By: Brittany Piper, CAMPUSPEAK Speaker
October 2, 2017. Las Vegas.
Life is bleak sometimes. More often, lately. For many of us, these near monthly tragedies open old wounds of violence, terror, and loss. The harsh truth is we’re all recovering and healing from something.
Whether directly affected by a tragedy, or reeling from its powerful tremors, we must remind ourselves that it’s the reactions to these earth-shattering events in our lives that define us, not the events themselves. As we move forward in recovery, self-care has to be priority number one.
- Feel – On days like this I am emotional, as my gleaming optimism often takes a seat to catch its breath. My heart is sorrowful for the state of this country. Today I feel the hurt. I feel it because I have to. I feel it because my life’s history has shown me that every long road to healthy healing must first begin with felt understanding.The trick—don’t get stuck there. I know it’s hard to take the cold plunge of vulnerability. I also know it’s almost easier to let ourselves sink so deep into our grief and turmoil that we become trapped beneath the ice. We cannot spiral into a permanent dark hole when the world is heavy and the heavy just gets thicker. We cannot become so consumed by our brokenness, so committed to it, that to heal it would erase who we’ve become.
So how do we accomplish this? We embrace the vulnerability by wrapping ourselves up in a blanket of our feelings, but we never let it become our emotional straightjacket. Because eventually, we release it. By screaming into a pillow, screaming into the sky, screaming into our journals, screaming out to anyone who’s willing to listen. We acknowledge the emotions and then we let them go because if we don’t they’ll make us hard. And on the path to healing, we must remain courageously soft.
- Set Boundaries – Self-care is a combination of the nurturing routines, conversations, and relationships we have with US. It’s the capacity to love, accept, connect and care for ourselves, from the inside out, in spite of the traumas and stresses in our lives. It’s about leaning into our life, moment to moment, with trust and appreciation.Self-care does not include conversations, relationships, and routines with the Internet, with the news, with social media.
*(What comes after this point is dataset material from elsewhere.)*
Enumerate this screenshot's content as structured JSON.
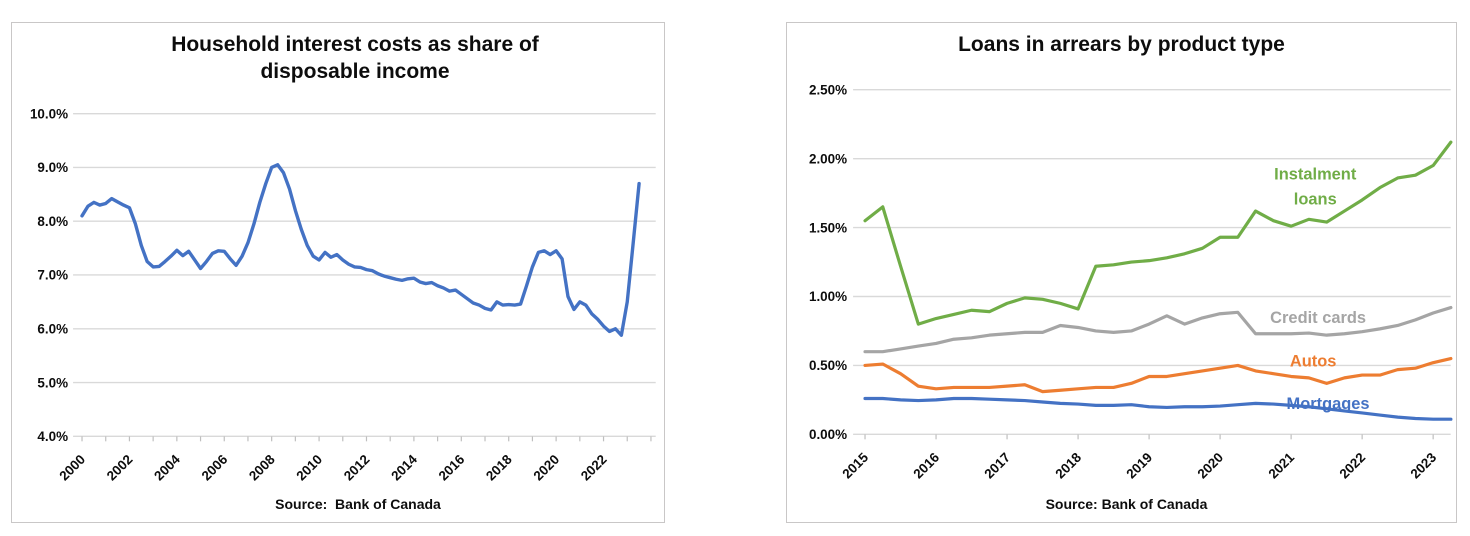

Self-care means unplugging from the noise around us. Self-care means muting the world so we can hear ourselves more clearly, as the empty silence is full of introspective answers. So switch to airplane mode. Become more selective of who and what you’re giving yourself to.
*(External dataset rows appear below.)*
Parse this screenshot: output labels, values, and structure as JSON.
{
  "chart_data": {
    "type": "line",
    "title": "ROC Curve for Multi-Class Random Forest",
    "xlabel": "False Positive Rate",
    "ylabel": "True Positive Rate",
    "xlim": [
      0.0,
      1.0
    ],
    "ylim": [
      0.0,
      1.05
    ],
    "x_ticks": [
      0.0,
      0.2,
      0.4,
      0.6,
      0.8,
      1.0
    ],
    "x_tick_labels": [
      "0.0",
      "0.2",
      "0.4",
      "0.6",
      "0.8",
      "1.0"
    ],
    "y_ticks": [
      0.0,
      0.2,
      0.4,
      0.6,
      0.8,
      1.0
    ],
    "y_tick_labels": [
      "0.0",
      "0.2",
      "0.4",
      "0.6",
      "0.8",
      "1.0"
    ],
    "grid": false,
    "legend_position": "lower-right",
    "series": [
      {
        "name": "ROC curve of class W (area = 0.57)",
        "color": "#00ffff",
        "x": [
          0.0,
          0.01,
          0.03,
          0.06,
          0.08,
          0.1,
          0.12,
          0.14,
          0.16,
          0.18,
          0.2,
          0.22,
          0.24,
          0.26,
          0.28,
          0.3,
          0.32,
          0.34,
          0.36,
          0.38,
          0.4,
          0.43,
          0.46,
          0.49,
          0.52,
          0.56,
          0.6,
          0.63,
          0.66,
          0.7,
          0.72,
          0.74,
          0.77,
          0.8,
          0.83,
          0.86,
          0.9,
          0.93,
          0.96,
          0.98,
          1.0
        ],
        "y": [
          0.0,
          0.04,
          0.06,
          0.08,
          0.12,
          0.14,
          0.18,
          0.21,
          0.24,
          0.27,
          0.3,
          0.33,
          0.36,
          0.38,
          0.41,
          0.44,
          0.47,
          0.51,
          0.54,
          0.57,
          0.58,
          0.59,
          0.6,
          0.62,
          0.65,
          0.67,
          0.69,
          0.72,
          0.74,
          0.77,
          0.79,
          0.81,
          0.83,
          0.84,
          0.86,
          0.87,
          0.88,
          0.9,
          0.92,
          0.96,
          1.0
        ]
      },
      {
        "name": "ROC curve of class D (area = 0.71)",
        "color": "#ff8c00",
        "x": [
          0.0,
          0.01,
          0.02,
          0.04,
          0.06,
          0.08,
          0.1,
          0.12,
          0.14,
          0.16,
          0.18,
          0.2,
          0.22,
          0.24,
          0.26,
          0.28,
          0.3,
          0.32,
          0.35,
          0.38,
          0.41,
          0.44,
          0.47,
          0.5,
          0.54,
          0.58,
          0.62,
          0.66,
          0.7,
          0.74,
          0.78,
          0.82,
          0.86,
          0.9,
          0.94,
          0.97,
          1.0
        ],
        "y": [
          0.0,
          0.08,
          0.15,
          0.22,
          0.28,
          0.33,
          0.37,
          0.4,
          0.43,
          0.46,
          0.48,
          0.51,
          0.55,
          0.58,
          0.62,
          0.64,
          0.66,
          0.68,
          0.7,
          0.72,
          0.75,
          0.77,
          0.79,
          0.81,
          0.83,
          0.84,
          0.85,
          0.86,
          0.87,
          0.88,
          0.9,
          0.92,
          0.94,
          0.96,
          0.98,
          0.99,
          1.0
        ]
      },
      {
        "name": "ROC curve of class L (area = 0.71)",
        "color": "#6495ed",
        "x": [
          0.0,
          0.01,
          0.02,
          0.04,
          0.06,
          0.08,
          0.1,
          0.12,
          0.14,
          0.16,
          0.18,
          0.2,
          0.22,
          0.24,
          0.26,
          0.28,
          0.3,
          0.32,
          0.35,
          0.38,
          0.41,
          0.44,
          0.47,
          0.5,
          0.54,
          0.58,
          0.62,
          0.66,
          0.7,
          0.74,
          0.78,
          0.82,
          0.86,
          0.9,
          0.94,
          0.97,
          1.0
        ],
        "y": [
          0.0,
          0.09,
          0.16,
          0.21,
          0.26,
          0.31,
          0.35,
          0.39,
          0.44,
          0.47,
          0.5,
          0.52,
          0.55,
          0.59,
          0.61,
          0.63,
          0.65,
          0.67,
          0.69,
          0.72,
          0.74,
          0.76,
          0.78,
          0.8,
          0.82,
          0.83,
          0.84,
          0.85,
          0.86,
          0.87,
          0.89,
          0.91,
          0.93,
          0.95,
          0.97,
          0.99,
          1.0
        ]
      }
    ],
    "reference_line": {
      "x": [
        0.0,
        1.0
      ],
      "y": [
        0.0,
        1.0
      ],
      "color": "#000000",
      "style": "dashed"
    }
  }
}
- Align – Healing is a lifelong journey, filled with heart-warming reprieve and tender scars. Those of us on the healing-side realize that our lives will never be the same. Like a crumpled piece of paper, the creases will always be present. It took me many, many years to understand that the path to healing is not about getting over X, Y and Z but rather aligning with their existence. We align by accepting and acknowledging the presence of their scars for a lifetime to come. For these scars are evidence of our strength to prevail.
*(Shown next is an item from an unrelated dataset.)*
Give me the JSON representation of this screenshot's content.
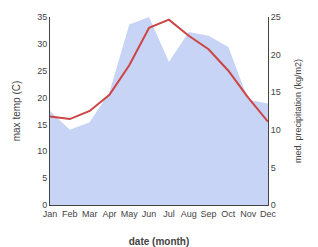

- Nurture – Nurture you. Take tender care of your mind, body, and spirit. Give yourself love today so tomorrow you can give it to others. How?
- Get outside
- Take a bath
- Read a book
- Go on a walk, hike, bike ride, etc.
- Eat healthy
- Do yoga
- Make love
- Make out
- Mindfulness/stay in the present
- Practice breathing exercises
- Cook yourself a nice meal
- Buy yourself a nice meal
- Take a nap
- Write an affirmation list
- Write a gratitude list
- Watch a sunrise
- Watch a sunset
- Watch a comedy
- Make a vision board
When the dark days of our lives take over, the job is ours to shine as our own beacon of light. It’s our responsibility to bring ourselves safely home after the storms have passed—to a place where we honor our past experiences by living from an aligned and nurturing space. The healing ladder of the universe is long and aims toward self-care. Only in this place can we find the love to propel us forward.